I am building my experience with NumPyro, and I thought I’d give this a shot. Here is the way I did it, and I would be very interested in any feedback from @fehiepsi or other experts about what could make this more a idiomatic numpyro approach:

# NumPyro version of the model
def model(As, Bs, totalA, totalB):
    p_A = numpyro.sample('p_A', dist.Beta(totalA, 1-totalA))
    p_B = numpyro.sample('p_B', dist.Beta(totalB, 1-totalB))
    delta = numpyro.deterministic('delta', p_A - p_B)
    ADist = numpyro.sample('obsA', dist.BernoulliProbs(p_A), obs=As)
    BDist = numpyro.sample('obsB', dist.BernoulliProbs(p_B), obs=Bs)

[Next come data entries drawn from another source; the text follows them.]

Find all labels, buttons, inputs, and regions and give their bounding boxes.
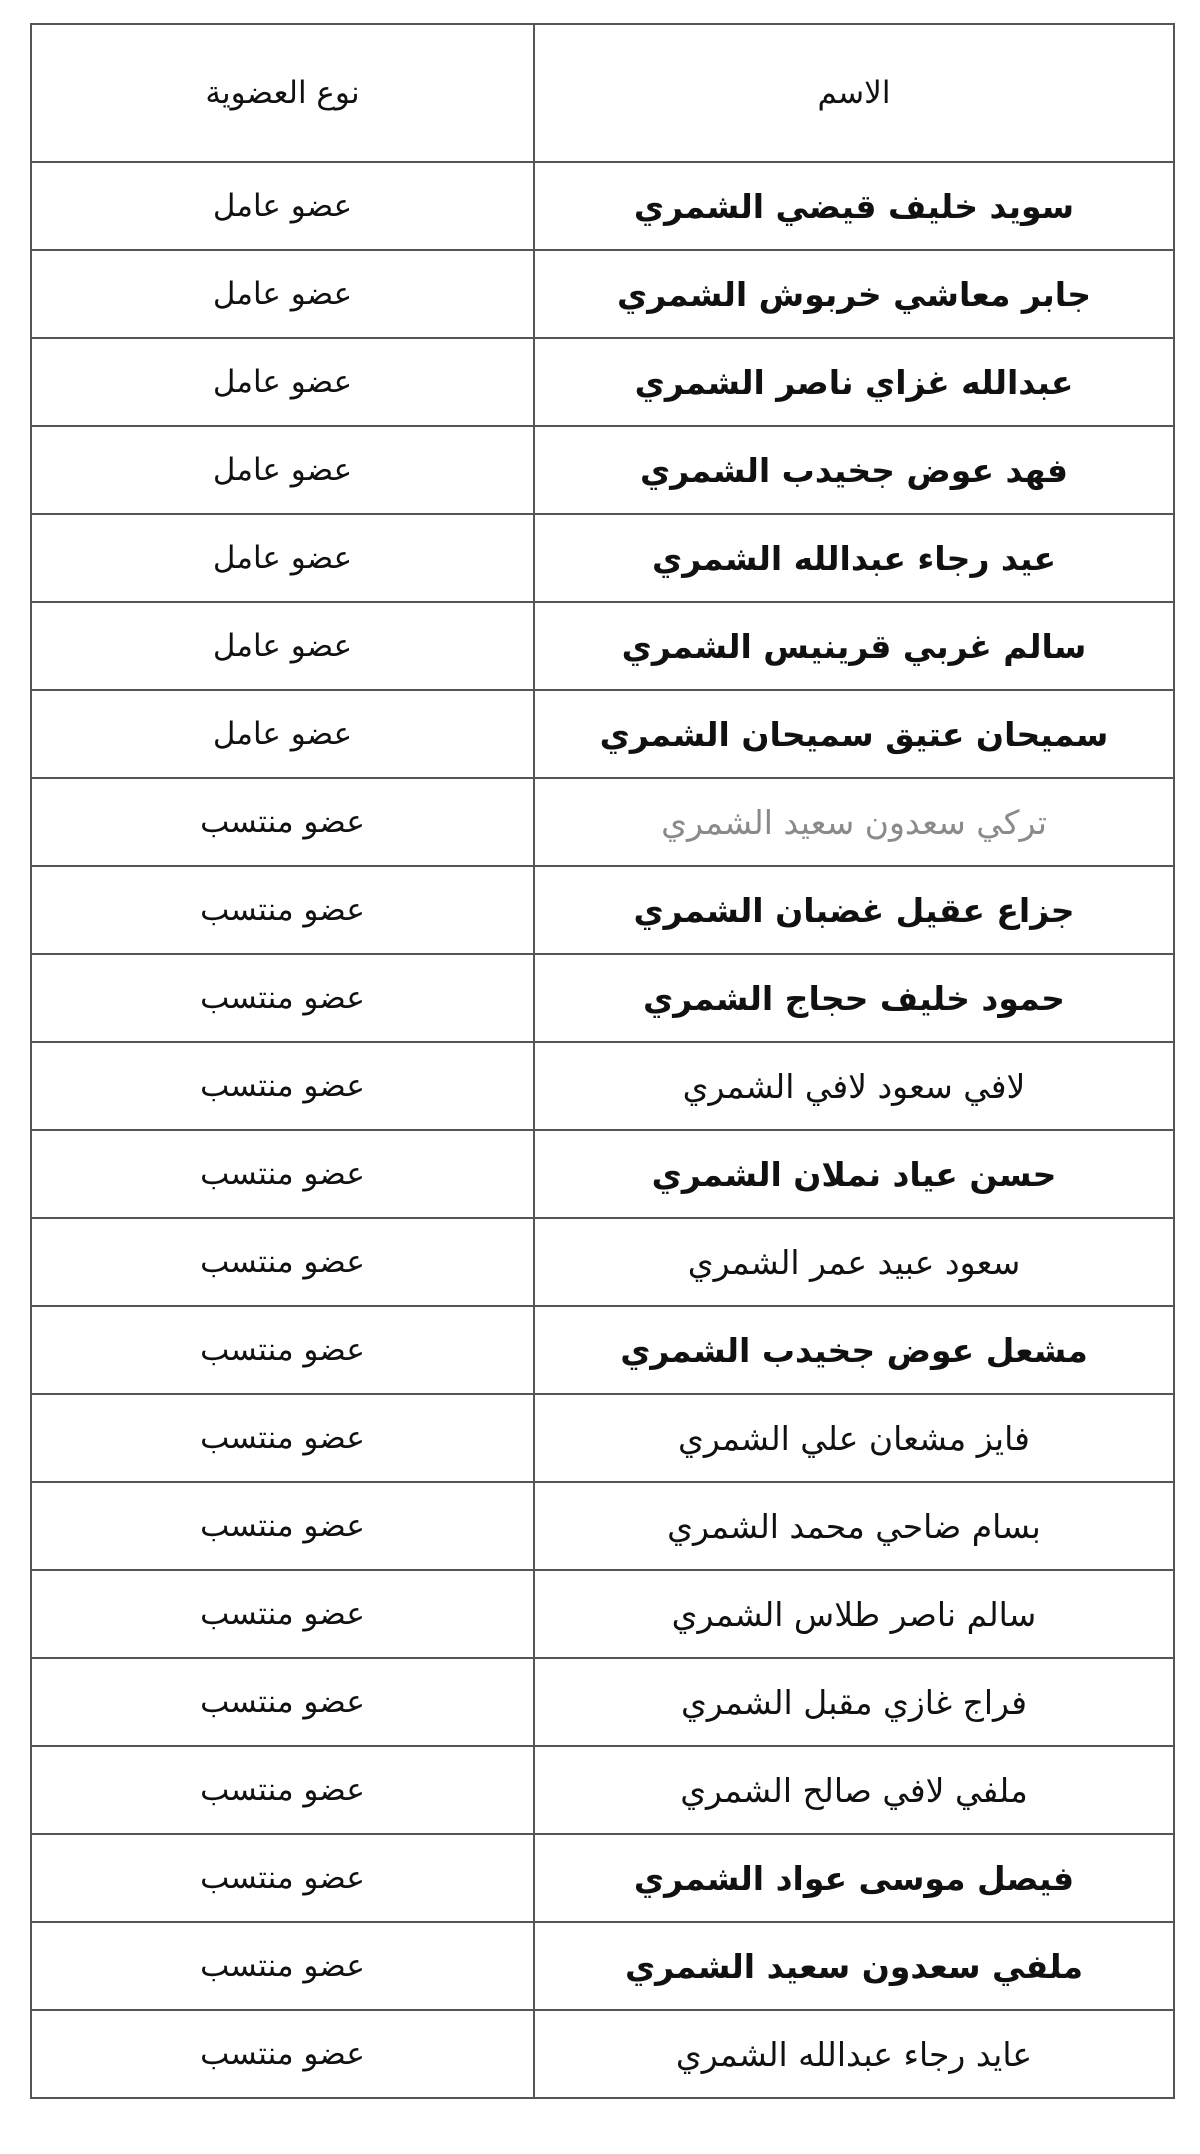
table-row xyxy=(31,1746,1174,1834)
table-row xyxy=(31,1922,1174,2010)
member-name: مشعل عوض جخيدب الشمري xyxy=(534,1306,1174,1394)
table-row xyxy=(31,1834,1174,1922)
table-row xyxy=(31,602,1174,690)
member-name: سالم ناصر طلاس الشمري xyxy=(534,1570,1174,1658)
table-row xyxy=(31,690,1174,778)
member-name: سعود عبيد عمر الشمري xyxy=(534,1218,1174,1306)
member-name: بسام ضاحي محمد الشمري xyxy=(534,1482,1174,1570)
membership-type: عضو عامل xyxy=(31,426,534,514)
table-row xyxy=(31,1218,1174,1306)
membership-type: عضو منتسب xyxy=(31,1570,534,1658)
membership-type: عضو منتسب xyxy=(31,2010,534,2098)
membership-type: عضو عامل xyxy=(31,162,534,250)
membership-type: عضو منتسب xyxy=(31,1394,534,1482)
table-row xyxy=(31,514,1174,602)
table-row xyxy=(31,778,1174,866)
membership-type: عضو منتسب xyxy=(31,1834,534,1922)
member-name: سويد خليف قيضي الشمري xyxy=(534,162,1174,250)
table-row xyxy=(31,1130,1174,1218)
membership-type: عضو منتسب xyxy=(31,1218,534,1306)
member-name: عايد رجاء عبدالله الشمري xyxy=(534,2010,1174,2098)
header-name: الاسم xyxy=(534,24,1174,162)
membership-type: عضو منتسب xyxy=(31,1922,534,2010)
member-name: ملفي لافي صالح الشمري xyxy=(534,1746,1174,1834)
members-table xyxy=(30,23,1175,2099)
member-name: عبدالله غزاي ناصر الشمري xyxy=(534,338,1174,426)
member-name: جزاع عقيل غضبان الشمري xyxy=(534,866,1174,954)
table-row xyxy=(31,338,1174,426)
member-name: حمود خليف حجاج الشمري xyxy=(534,954,1174,1042)
membership-type: عضو منتسب xyxy=(31,778,534,866)
table-row xyxy=(31,1570,1174,1658)
member-name: فيصل موسى عواد الشمري xyxy=(534,1834,1174,1922)
table-row xyxy=(31,1306,1174,1394)
table-row xyxy=(31,1658,1174,1746)
membership-type: عضو منتسب xyxy=(31,1042,534,1130)
membership-type: عضو منتسب xyxy=(31,1306,534,1394)
table-row xyxy=(31,250,1174,338)
table-row xyxy=(31,866,1174,954)
membership-type: عضو منتسب xyxy=(31,866,534,954)
membership-type: عضو عامل xyxy=(31,690,534,778)
member-name: فراج غازي مقبل الشمري xyxy=(534,1658,1174,1746)
members-table-body xyxy=(31,162,1174,2098)
member-name: جابر معاشي خربوش الشمري xyxy=(534,250,1174,338)
header-membership-type: نوع العضوية xyxy=(31,24,534,162)
membership-type: عضو منتسب xyxy=(31,1130,534,1218)
membership-type: عضو عامل xyxy=(31,602,534,690)
membership-type: عضو عامل xyxy=(31,514,534,602)
table-row xyxy=(31,1482,1174,1570)
membership-type: عضو منتسب xyxy=(31,1658,534,1746)
member-name: ملفي سعدون سعيد الشمري xyxy=(534,1922,1174,2010)
membership-type: عضو منتسب xyxy=(31,1482,534,1570)
member-name: حسن عياد نملان الشمري xyxy=(534,1130,1174,1218)
membership-type: عضو منتسب xyxy=(31,954,534,1042)
membership-type: عضو منتسب xyxy=(31,1746,534,1834)
member-name: تركي سعدون سعيد الشمري xyxy=(534,778,1174,866)
table-row xyxy=(31,1042,1174,1130)
membership-type: عضو عامل xyxy=(31,338,534,426)
member-name: لافي سعود لافي الشمري xyxy=(534,1042,1174,1130)
membership-type: عضو عامل xyxy=(31,250,534,338)
header-row xyxy=(31,24,1174,162)
table-row xyxy=(31,162,1174,250)
table-row xyxy=(31,2010,1174,2098)
table-row xyxy=(31,1394,1174,1482)
member-name: فايز مشعان علي الشمري xyxy=(534,1394,1174,1482)
table-row xyxy=(31,426,1174,514)
member-name: سميحان عتيق سميحان الشمري xyxy=(534,690,1174,778)
member-name: عيد رجاء عبدالله الشمري xyxy=(534,514,1174,602)
member-name: فهد عوض جخيدب الشمري xyxy=(534,426,1174,514)
member-name: سالم غربي قرينيس الشمري xyxy=(534,602,1174,690)
table-row xyxy=(31,954,1174,1042)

# NumPyro version of the inference
rng_key = random.PRNGKey(12345)

kernel = NUTS(model)
mcmc = MCMC(kernel, num_warmup=1_000, num_samples=2_000, thinning=1)
mcmc.run(
    rng_key,
    As=jnp.array([1,0,0,1,1]),
    Bs=jnp.array([0,0,0,1]),
    totalA=0.55,
    totalB=0.45
)
posterior_samples = mcmc.get_samples()
mcmc.print_summary()

Here is a notebook that puts this in context: 2022_01_01a_numpyro_ab_testing_model.ipynb · GitHub

fehiepsi · January 2, 2022, 2:31am

The modeling code looks great! It might be a bit clearer if we put obs... variables into a numpyro.plate context.

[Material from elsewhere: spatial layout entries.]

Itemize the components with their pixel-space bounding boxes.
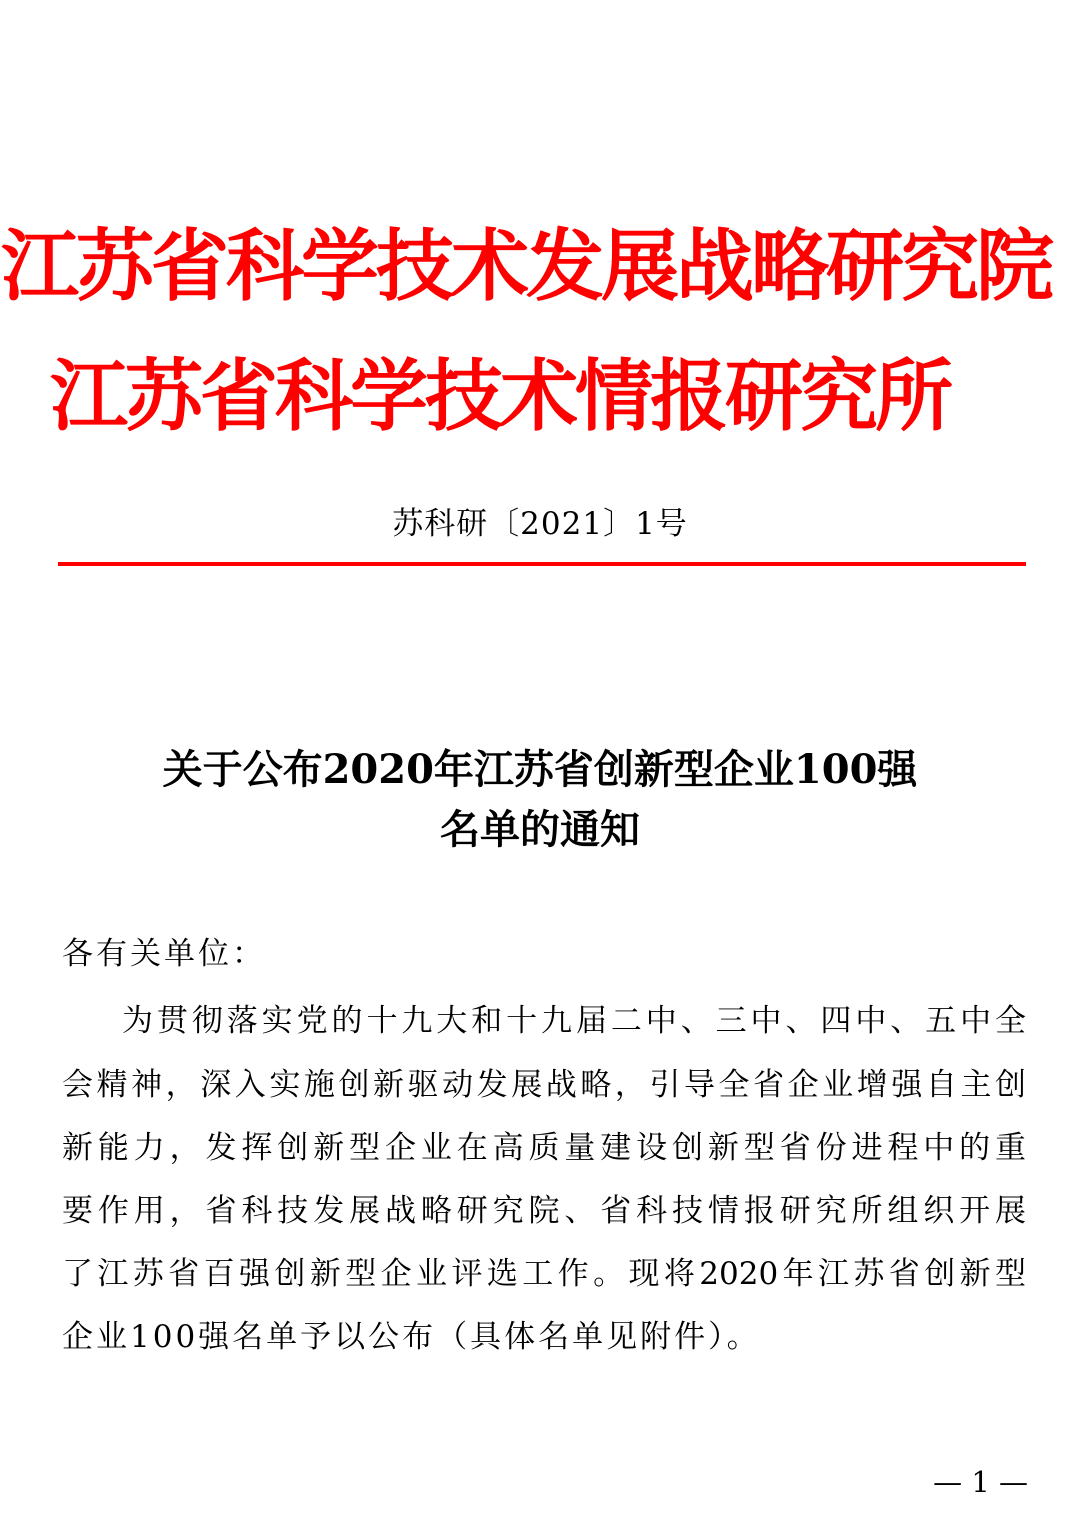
page-number: — 1 —	[933, 1465, 1028, 1499]
body-text-line: 企业100强名单予以公布（具体名单见附件）。	[62, 1319, 761, 1355]
body-text-line: 会精神，深入实施创新驱动发展战略，引导全省企业增强自主创	[62, 1067, 1026, 1103]
salutation: 各有关单位：	[62, 936, 266, 972]
body-text-line: 为贯彻落实党的十九大和十九届二中、三中、四中、五中全	[122, 1003, 1026, 1039]
notice-title-line-2: 名单的通知	[440, 806, 640, 853]
red-divider-rule	[58, 562, 1026, 566]
body-text-line: 新能力，发挥创新型企业在高质量建设创新型省份进程中的重	[62, 1130, 1026, 1166]
notice-title-line-1: 关于公布2020年江苏省创新型企业100强	[162, 746, 918, 793]
issuer-name-line-2: 江苏省科学技术情报研究所	[49, 352, 950, 442]
body-text-line: 要作用，省科技发展战略研究院、省科技情报研究所组织开展	[62, 1193, 1026, 1229]
document-number: 苏科研〔2021〕1号	[392, 506, 688, 542]
body-text-line: 了江苏省百强创新型企业评选工作。现将2020年江苏省创新型	[62, 1256, 1026, 1292]
issuer-name-line-1: 江苏省科学技术发展战略研究院	[0, 222, 1051, 312]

abie · January 2, 2022, 5:44am

Ooh, right, thank you for explaining about plates in this ticket. Here is my attempt with plates

# NumPyro version of the model with plates
def model(As, Bs, totalA, totalB):
    p_A = numpyro.sample('p_A', dist.Beta(totalA, 1-totalA))
    p_B = numpyro.sample('p_B', dist.Beta(totalB, 1-totalB))
    delta = numpyro.deterministic('delta', p_A - p_B)
    
    with numpyro.plate("num_A", len(As)):
        numpyro.sample("obsA", dist.BernoulliProbs(p_A), obs=As)

    with numpyro.plate("num_B", len(Bs)):
        numpyro.sample("obsB", dist.BernoulliProbs(p_B), obs=Bs)

I am definitely still a little confused about this affordance. Why do I have to tell the first plate that the size is len(As)? Isn’t that implicit when I say obs=As on the next line?

fehiepsi · January 2, 2022, 3:55pm

When data is available and dimension is specified (which is the right most batch dimension by default), we can interpret the size but when data is not available, we need to know the size of that plate. This is useful for e.g. getting prior/posterior predictive distribution or triggering shape errors if things are mismatched,…